Superresolution image reconstruction
dSTORM image reconstruction was carried out by estimating the emitter positions using a fast, maximum likelihood–based algorithm to localize single emitters. This robust algorithm allowed rapid and efficient localization of single-molecule events (Smith et al., 2010; Huang et al., 2011). Fits were accepted if the fit precisions, given by the square root of Cramér–Rao lower bound (CRLB), were <11 nm (Smith et al., 2010) and the data in the fitting regions were consistent with a single-emitter model at a 0.01 level of significance (Huang et al., 2011). Fits separated by less than four time frames were grouped together with an improved position estimate and fit precision.
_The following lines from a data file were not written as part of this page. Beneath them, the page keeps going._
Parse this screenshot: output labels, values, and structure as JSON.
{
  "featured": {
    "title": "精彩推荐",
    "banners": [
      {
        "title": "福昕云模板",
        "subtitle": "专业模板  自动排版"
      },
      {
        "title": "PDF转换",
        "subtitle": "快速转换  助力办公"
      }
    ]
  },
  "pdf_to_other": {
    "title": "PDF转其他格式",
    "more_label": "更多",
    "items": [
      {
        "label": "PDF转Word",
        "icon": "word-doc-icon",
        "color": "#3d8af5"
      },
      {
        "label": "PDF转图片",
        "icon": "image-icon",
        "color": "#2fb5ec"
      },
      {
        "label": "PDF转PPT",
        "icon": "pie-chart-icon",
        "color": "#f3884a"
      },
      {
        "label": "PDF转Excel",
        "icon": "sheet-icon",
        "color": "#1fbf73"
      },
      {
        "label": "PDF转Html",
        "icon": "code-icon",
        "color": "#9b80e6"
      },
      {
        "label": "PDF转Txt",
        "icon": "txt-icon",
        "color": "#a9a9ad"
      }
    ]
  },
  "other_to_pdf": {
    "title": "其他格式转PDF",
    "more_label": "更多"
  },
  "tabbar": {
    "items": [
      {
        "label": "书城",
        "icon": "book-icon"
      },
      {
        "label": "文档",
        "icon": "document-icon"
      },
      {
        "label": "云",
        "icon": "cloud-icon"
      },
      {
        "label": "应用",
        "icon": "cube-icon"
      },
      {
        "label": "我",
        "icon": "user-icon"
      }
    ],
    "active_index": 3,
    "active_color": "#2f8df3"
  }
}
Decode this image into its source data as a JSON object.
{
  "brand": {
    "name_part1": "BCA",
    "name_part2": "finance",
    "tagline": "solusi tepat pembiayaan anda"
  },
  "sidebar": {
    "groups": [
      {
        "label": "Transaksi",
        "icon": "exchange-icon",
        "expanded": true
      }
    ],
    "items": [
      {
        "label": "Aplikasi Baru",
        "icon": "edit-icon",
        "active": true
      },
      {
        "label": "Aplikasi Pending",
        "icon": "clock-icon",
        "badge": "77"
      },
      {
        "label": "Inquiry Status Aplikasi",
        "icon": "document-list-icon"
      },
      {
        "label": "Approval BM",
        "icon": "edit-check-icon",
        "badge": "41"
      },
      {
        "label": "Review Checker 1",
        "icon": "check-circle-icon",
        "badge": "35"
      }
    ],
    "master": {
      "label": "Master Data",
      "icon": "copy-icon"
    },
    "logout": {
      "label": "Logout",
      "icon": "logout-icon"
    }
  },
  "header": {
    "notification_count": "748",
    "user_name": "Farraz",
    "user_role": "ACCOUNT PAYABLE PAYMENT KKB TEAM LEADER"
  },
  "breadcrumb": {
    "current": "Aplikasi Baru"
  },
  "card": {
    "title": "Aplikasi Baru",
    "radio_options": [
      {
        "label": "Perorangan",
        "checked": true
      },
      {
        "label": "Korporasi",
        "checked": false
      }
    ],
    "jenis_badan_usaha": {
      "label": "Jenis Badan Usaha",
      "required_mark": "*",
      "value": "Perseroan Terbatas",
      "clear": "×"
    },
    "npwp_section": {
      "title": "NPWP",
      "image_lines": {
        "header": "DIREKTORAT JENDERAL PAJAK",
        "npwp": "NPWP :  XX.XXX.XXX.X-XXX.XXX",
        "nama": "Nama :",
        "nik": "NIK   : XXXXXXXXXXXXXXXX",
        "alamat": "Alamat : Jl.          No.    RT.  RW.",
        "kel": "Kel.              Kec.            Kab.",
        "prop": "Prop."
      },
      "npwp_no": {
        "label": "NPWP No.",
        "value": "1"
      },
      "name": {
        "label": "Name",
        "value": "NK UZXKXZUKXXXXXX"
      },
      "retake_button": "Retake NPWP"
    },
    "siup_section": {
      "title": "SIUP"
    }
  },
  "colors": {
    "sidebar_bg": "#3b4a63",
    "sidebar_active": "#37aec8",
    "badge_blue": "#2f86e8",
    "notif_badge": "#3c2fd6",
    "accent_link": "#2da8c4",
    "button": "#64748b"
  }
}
Hierarchical single-emitter hypothesis test
We developed a top-down hierarchical clustering algorithm in MATLAB to collapse clusters of observations (precollapsed point) of blinking fluorophores into a single estimate of the true location of the fluorophore. For a cluster of observations to be collapsed into a single fluorophore position, we make a hypothesis test with the null hypothesis that all observations come from the same fluorophore. The null hypothesis is not rejected if the p value is larger than a specified level of significance. The p value is calculated using the log-likelihood ratio statistic, R, which is calculated as R = −2 log(L/L0), where L is the likelihood of the N observations, given a fluorophore located at the maximum likelihood position and given the observation uncertainties, and L0 is the likelihood of the N positions, assuming there are N independent fluorophores. In M dimensions, R is chi-squared distributed with M(N − 1) degrees of freedom. For our analysis here, M = 2.